S’il vaut mieux, lorsqu’on craint d’être attaqué, porter la guerre chez ton ennemi que d’attendre chez soi.


J’ai entendu quelquefois disputer des hommes assez habiles dans l’art de la guerre pour savoir si, lorsqu’il se trouve deux princes à peu près d’égale force, et que celui qui passe pour le plus puissant a déclaré la guerre à l’autre, le meilleur parti que ce dernier ait à prendre est d’attendre son ennemi dans l’intérieur de son pays, ou de le prévenir en allant l’attaquer jusque dans ses foyers. J’ai entendu de part et d’autre d’excellentes raisons.

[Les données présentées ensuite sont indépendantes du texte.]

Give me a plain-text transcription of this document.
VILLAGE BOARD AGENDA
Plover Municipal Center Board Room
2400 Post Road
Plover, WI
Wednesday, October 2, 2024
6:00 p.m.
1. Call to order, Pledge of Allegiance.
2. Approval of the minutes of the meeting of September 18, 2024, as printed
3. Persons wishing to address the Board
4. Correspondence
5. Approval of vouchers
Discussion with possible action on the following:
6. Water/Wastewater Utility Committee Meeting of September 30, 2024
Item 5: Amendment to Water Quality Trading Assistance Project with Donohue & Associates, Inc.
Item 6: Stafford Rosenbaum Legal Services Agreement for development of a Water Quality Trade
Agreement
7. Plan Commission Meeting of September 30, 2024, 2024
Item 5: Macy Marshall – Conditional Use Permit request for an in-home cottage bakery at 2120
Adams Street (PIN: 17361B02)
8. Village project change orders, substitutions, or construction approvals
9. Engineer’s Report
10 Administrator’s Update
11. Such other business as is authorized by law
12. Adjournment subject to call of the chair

Ceux qui soutenaient qu’il faut aller attaquer son ennemi alléguaient, pour preuve, le conseil que donna Crésus à Cyrus lorsque ce prince, parvenu sur les confins des Massagètes, auxquels il portait la guerre, reçut de Tomyris, leur reine, un envoyé qui lui dit qu’il eût à choisir l’un des deux partis suivants, ou de pénétrer dans son royaume, où elle saurait bien l’attendre, ou de l’attendre s’il préférait qu’elle vint elle-même le trouver. On délibéra sur cette proposition, et Crésus, contre l’opinion générale, conseilla d’aller chercher Tomyris, en disant que si elle était vaincue loin de son royaume, il ne pourrait s’en rendre maître, et qu’elle aurait le temps de réparer sa défaite ; mais que, s’il en triomphait au sein même de ses États, il pourrait la presser dans sa fuite, lui ôter tout moyen de se relever de sa chute, et s’emparer de son empire.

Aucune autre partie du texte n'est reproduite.